Secondo Tamagnini e i suoi collaboratori l’azione educativa deve rispondere a una doppia motivazione : 1) soggettiva : deve partire dalle esigenze reali e concrete del bambino ; 2) oggettiva : la capacità del bambino che deve giungere ad un fine intenzionale precedentemente ipotizzato.

Nelle classi MCE l’organizzazione didattica è basilare, infatti, tutto il materiale didattico è coordinato in modo organico ; perché possa esistere una comunità operante il coordinamento delle attività è funzionale al raggiungimento delle finalità scolastiche ; nella classe la vita degli alunni viene gradualmente pianificata in modo tale che ogni componente contribuisce attivamente all’opera organizzativa.

L’ultimo principio è quello della concretezza che si deve manifestare in ogni momento dell’attività scolastica, infatti, il bambino deve affrontare eventi e problemi conosciuti nella sua realtà sociale

E’ sul rispetto di questi semplici principi che gli insegnanti CTS prima e MCE poi, basano la loro metodologia fornendo un diverso valore educativo alle tecniche Freinet ; partendo sia dall’idea secondo la quale l’educazione è un processo di socializzazione, sia dalla consapevolezza che il punto di partenza dell’educatore è l’educando, si arriva allo scopo dell’educazione che è la formazione della coscienza democratica nell’alunno.

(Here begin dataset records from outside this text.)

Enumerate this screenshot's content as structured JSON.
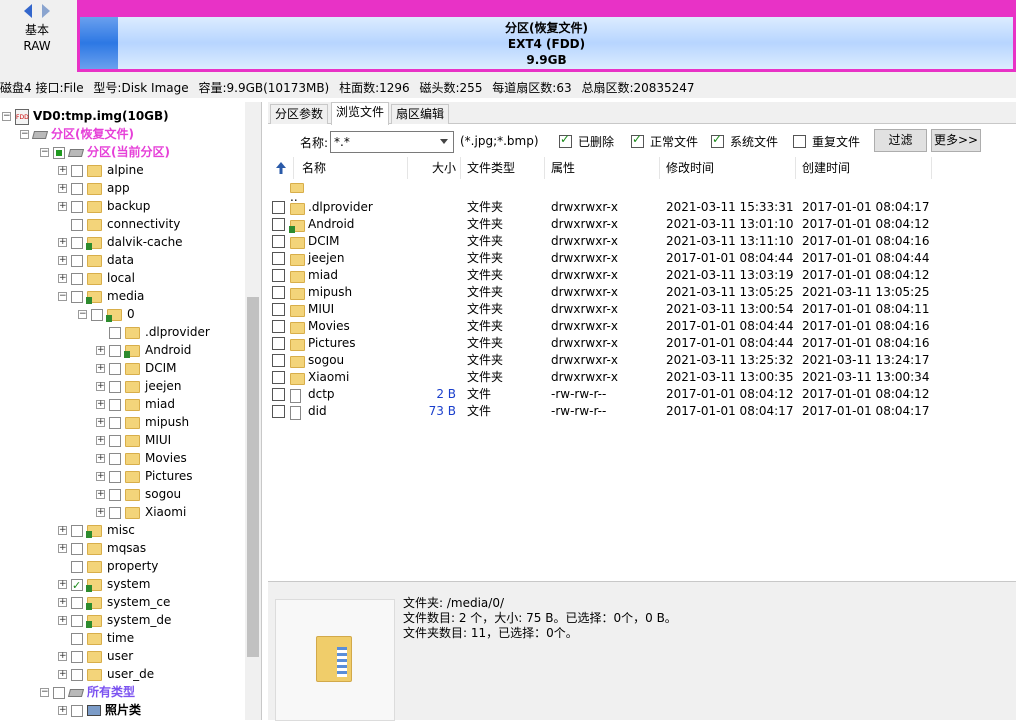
{
  "disk": {
    "nav_line1": "基本",
    "nav_line2": "RAW",
    "partition_name": "分区(恢复文件)",
    "partition_fs": "EXT4 (FDD)",
    "partition_size": "9.9GB",
    "info": [
      "磁盘4 接口:File",
      "型号:Disk Image",
      "容量:9.9GB(10173MB)",
      "柱面数:1296",
      "磁头数:255",
      "每道扇区数:63",
      "总扇区数:20835247"
    ]
  },
  "tree": {
    "root": "VD0:tmp.img(10GB)",
    "partition": "分区(恢复文件)",
    "current_partition": "分区(当前分区)",
    "top_folders": [
      "alpine",
      "app",
      "backup",
      "connectivity",
      "dalvik-cache",
      "data",
      "local",
      "media"
    ],
    "media_child": "0",
    "media0_folders": [
      ".dlprovider",
      "Android",
      "DCIM",
      "jeejen",
      "miad",
      "mipush",
      "MIUI",
      "Movies",
      "Pictures",
      "sogou",
      "Xiaomi"
    ],
    "bottom_folders": [
      "misc",
      "mqsas",
      "property",
      "system",
      "system_ce",
      "system_de",
      "time",
      "user",
      "user_de"
    ],
    "all_types": "所有类型",
    "photo_type": "照片类"
  },
  "tabs": [
    "分区参数",
    "浏览文件",
    "扇区编辑"
  ],
  "filter": {
    "name_label": "名称:",
    "name_value": "*.*",
    "hint": "(*.jpg;*.bmp)",
    "deleted": "已删除",
    "normal": "正常文件",
    "system": "系统文件",
    "duplicate": "重复文件",
    "filter_btn": "过滤",
    "more_btn": "更多>>"
  },
  "columns": {
    "name": "名称",
    "size": "大小",
    "type": "文件类型",
    "attr": "属性",
    "modified": "修改时间",
    "created": "创建时间"
  },
  "parent_dir": "..",
  "files": [
    {
      "name": ".dlprovider",
      "size": "",
      "type": "文件夹",
      "attr": "drwxrwxr-x",
      "modified": "2021-03-11 15:33:31",
      "created": "2017-01-01 08:04:17",
      "kind": "folder"
    },
    {
      "name": "Android",
      "size": "",
      "type": "文件夹",
      "attr": "drwxrwxr-x",
      "modified": "2021-03-11 13:01:10",
      "created": "2017-01-01 08:04:12",
      "kind": "folder-del"
    },
    {
      "name": "DCIM",
      "size": "",
      "type": "文件夹",
      "attr": "drwxrwxr-x",
      "modified": "2021-03-11 13:11:10",
      "created": "2017-01-01 08:04:16",
      "kind": "folder"
    },
    {
      "name": "jeejen",
      "size": "",
      "type": "文件夹",
      "attr": "drwxrwxr-x",
      "modified": "2017-01-01 08:04:44",
      "created": "2017-01-01 08:04:44",
      "kind": "folder"
    },
    {
      "name": "miad",
      "size": "",
      "type": "文件夹",
      "attr": "drwxrwxr-x",
      "modified": "2021-03-11 13:03:19",
      "created": "2017-01-01 08:04:12",
      "kind": "folder"
    },
    {
      "name": "mipush",
      "size": "",
      "type": "文件夹",
      "attr": "drwxrwxr-x",
      "modified": "2021-03-11 13:05:25",
      "created": "2021-03-11 13:05:25",
      "kind": "folder"
    },
    {
      "name": "MIUI",
      "size": "",
      "type": "文件夹",
      "attr": "drwxrwxr-x",
      "modified": "2021-03-11 13:00:54",
      "created": "2017-01-01 08:04:11",
      "kind": "folder"
    },
    {
      "name": "Movies",
      "size": "",
      "type": "文件夹",
      "attr": "drwxrwxr-x",
      "modified": "2017-01-01 08:04:44",
      "created": "2017-01-01 08:04:16",
      "kind": "folder"
    },
    {
      "name": "Pictures",
      "size": "",
      "type": "文件夹",
      "attr": "drwxrwxr-x",
      "modified": "2017-01-01 08:04:44",
      "created": "2017-01-01 08:04:16",
      "kind": "folder"
    },
    {
      "name": "sogou",
      "size": "",
      "type": "文件夹",
      "attr": "drwxrwxr-x",
      "modified": "2021-03-11 13:25:32",
      "created": "2021-03-11 13:24:17",
      "kind": "folder"
    },
    {
      "name": "Xiaomi",
      "size": "",
      "type": "文件夹",
      "attr": "drwxrwxr-x",
      "modified": "2021-03-11 13:00:35",
      "created": "2021-03-11 13:00:34",
      "kind": "folder"
    },
    {
      "name": "dctp",
      "size": "2 B",
      "type": "文件",
      "attr": "-rw-rw-r--",
      "modified": "2017-01-01 08:04:12",
      "created": "2017-01-01 08:04:12",
      "kind": "file"
    },
    {
      "name": "did",
      "size": "73 B",
      "type": "文件",
      "attr": "-rw-rw-r--",
      "modified": "2017-01-01 08:04:17",
      "created": "2017-01-01 08:04:17",
      "kind": "file"
    }
  ],
  "bottom": {
    "folder_path": "文件夹: /media/0/",
    "file_count": "文件数目: 2 个，大小: 75 B。已选择：0个，0 B。",
    "folder_count": "文件夹数目: 11，已选择：0个。"
  },
  "colors": {
    "partition_border": "#e832c6",
    "partition_label": "#e640d8",
    "all_types_label": "#7b52f0",
    "size_text": "#1a3fcc"
  }
}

[1] Célestin Freinet (1896-1966). Nel 1957 Célestin Freinet in un Congresso a Nantes del  I.C.E.M. (Institut Cooperatif de l’école Moderne) costituisce, poi nel 1958 a Bruxelles, la  F.I.M.E.M. (Federation Internationale des Mouvements d’école Moderne - pedagogie Freinet). Le notizie sono tratte da <<école>>, a. VIII, n.44, novembre 1996, p. 12.

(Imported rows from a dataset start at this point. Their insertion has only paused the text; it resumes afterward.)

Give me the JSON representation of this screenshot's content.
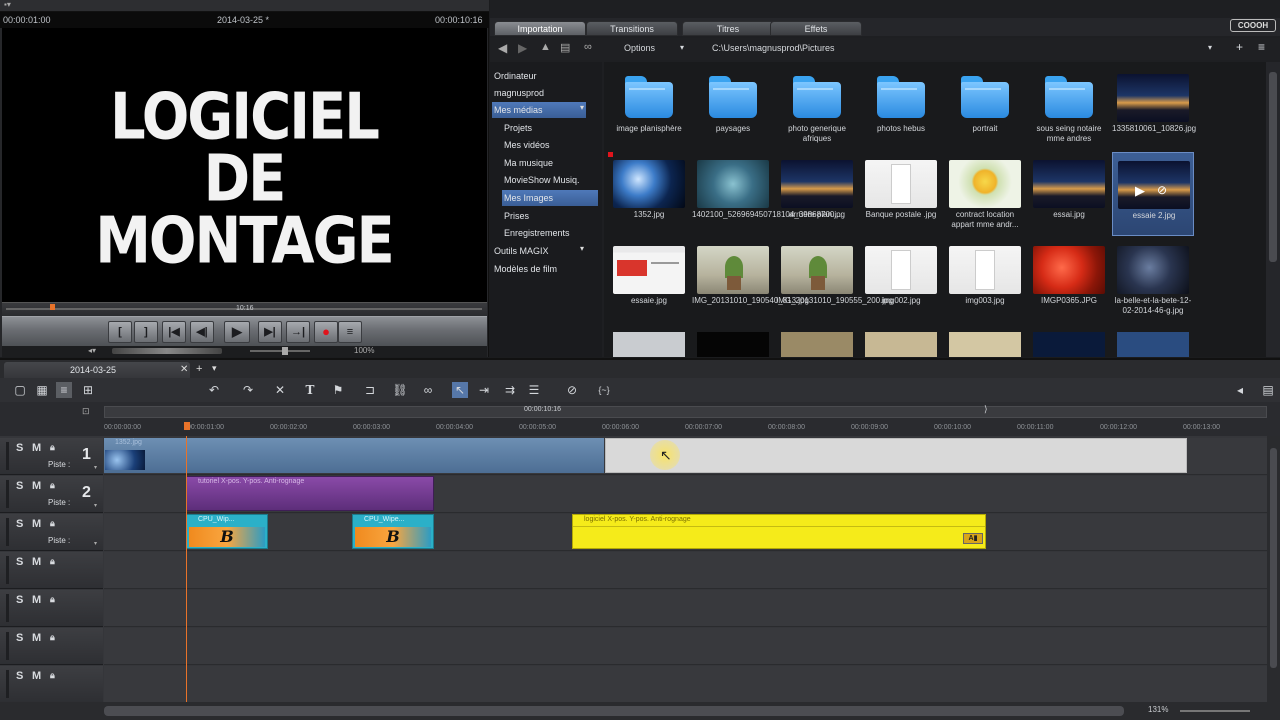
{
  "preview": {
    "time_current": "00:00:01:00",
    "project_name": "2014-03-25 *",
    "time_total": "00:00:10:16",
    "title_line1": "LOGICIEL",
    "title_line2": "DE",
    "title_line3": "MONTAGE",
    "scrub_time": "10:16",
    "zoom": "100%"
  },
  "browser": {
    "tabs": [
      "Importation",
      "Transitions",
      "Titres",
      "Effets"
    ],
    "active_tab": "Importation",
    "brand": "COOOH",
    "options_label": "Options",
    "path": "C:\\Users\\magnusprod\\Pictures",
    "tree": [
      {
        "label": "Ordinateur",
        "indent": false,
        "selected": false
      },
      {
        "label": "magnusprod",
        "indent": false,
        "selected": false
      },
      {
        "label": "Mes médias",
        "indent": false,
        "selected": true
      },
      {
        "label": "Projets",
        "indent": true,
        "selected": false
      },
      {
        "label": "Mes vidéos",
        "indent": true,
        "selected": false
      },
      {
        "label": "Ma musique",
        "indent": true,
        "selected": false
      },
      {
        "label": "MovieShow Musiq.",
        "indent": true,
        "selected": false
      },
      {
        "label": "Mes Images",
        "indent": true,
        "selected": true
      },
      {
        "label": "Prises",
        "indent": true,
        "selected": false
      },
      {
        "label": "Enregistrements",
        "indent": true,
        "selected": false
      },
      {
        "label": "Outils MAGIX",
        "indent": false,
        "selected": false
      },
      {
        "label": "Modèles de film",
        "indent": false,
        "selected": false
      }
    ],
    "files_row1": [
      {
        "label": "image planisphère",
        "kind": "folder"
      },
      {
        "label": "paysages",
        "kind": "folder"
      },
      {
        "label": "photo generique afriques",
        "kind": "folder"
      },
      {
        "label": "photos hebus",
        "kind": "folder"
      },
      {
        "label": "portrait",
        "kind": "folder"
      },
      {
        "label": "sous seing notaire mme andres",
        "kind": "folder"
      },
      {
        "label": "1335810061_10826.jpg",
        "kind": "night-city"
      }
    ],
    "files_row2": [
      {
        "label": "1352.jpg",
        "kind": "blue-space"
      },
      {
        "label": "1402100_526969450718104_39868700...",
        "kind": "underwater"
      },
      {
        "label": "arruere plan.jpg",
        "kind": "night-city"
      },
      {
        "label": "Banque postale .jpg",
        "kind": "doc"
      },
      {
        "label": "contract location appart mme andr...",
        "kind": "flower"
      },
      {
        "label": "essai.jpg",
        "kind": "night-city"
      },
      {
        "label": "essaie 2.jpg",
        "kind": "night-city"
      }
    ],
    "files_row3": [
      {
        "label": "essaie.jpg",
        "kind": "screenshot"
      },
      {
        "label": "IMG_20131010_190540_813.jpg",
        "kind": "plant"
      },
      {
        "label": "IMG_20131010_190555_200.jpg",
        "kind": "plant"
      },
      {
        "label": "img002.jpg",
        "kind": "doc"
      },
      {
        "label": "img003.jpg",
        "kind": "doc"
      },
      {
        "label": "IMGP0365.JPG",
        "kind": "tomatoes"
      },
      {
        "label": "la-belle-et-la-bete-12-02-2014-46-g.jpg",
        "kind": "dark-scene"
      }
    ]
  },
  "timeline": {
    "project_tab": "2014-03-25",
    "ruler_marker": "00:00:10:16",
    "ticks": [
      "00:00:00:00",
      "00:00:01:00",
      "00:00:02:00",
      "00:00:03:00",
      "00:00:04:00",
      "00:00:05:00",
      "00:00:06:00",
      "00:00:07:00",
      "00:00:08:00",
      "00:00:09:00",
      "00:00:10:00",
      "00:00:11:00",
      "00:00:12:00",
      "00:00:13:00"
    ],
    "tracks": [
      {
        "num": "1",
        "piste": "Piste :"
      },
      {
        "num": "2",
        "piste": "Piste :"
      },
      {
        "num": "",
        "piste": "Piste :"
      },
      {
        "num": "",
        "piste": ""
      },
      {
        "num": "",
        "piste": ""
      },
      {
        "num": "",
        "piste": ""
      },
      {
        "num": "",
        "piste": ""
      }
    ],
    "track_s": "S",
    "track_m": "M",
    "clip1_label": "1352.jpg",
    "clip2_label": "tutoriel  X-pos. Y-pos. Anti-rognage",
    "clip3a_label": "CPU_Wip...",
    "clip3b_label": "CPU_Wipe...",
    "clip3c_label": "logiciel  X-pos. Y-pos. Anti-rognage",
    "zoom": "131%",
    "colors": {
      "accent": "#4f79b9",
      "yellow_clip": "#f5eb1a",
      "purple_clip": "#6a3a8a",
      "cyan_clip": "#3aa7c0",
      "playhead": "#e8732a"
    }
  }
}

[2] Freinet élise e Célestin, Nascita di una pedagogia popolare, Firenze, La Nuova Italia, 1955, p.76.

[3] Visalberghi Aldo, Freinet, o della concretezza illuminata, in Catarsi Enzo, Freinet e la <<pedagogia popolare>> in Italia, Milano, La Nuova Italia, MCE, 1999, p.73.

[4] Aldo Visalberghi. Professore all’Istituto Magistrale di Aosta, frequentò per molti anni la Casa MCE di Frontale, collaborando attivamente alle attività del Movimento, conosciuto tramite Gianna Bonis. Docente universitario e pedagogista è stato anche condirettore di <<Scuola e Città>>.

[5] Cives Giacomo, Educarsi a cooperare. I pedagogisti laico-democratici, la <<scuola di Firenze>> nel MCE (dal 1950 a oggi), in Catarsi Enzo, Freinet e la <<pedagogia popolare>> in Italia, Milano, La Nuova Italia, MCE, 1999, p.73.

[6] Tamagnini Giuseppe, Didattica operativa, Frontale, Edizioni MCE, 1965.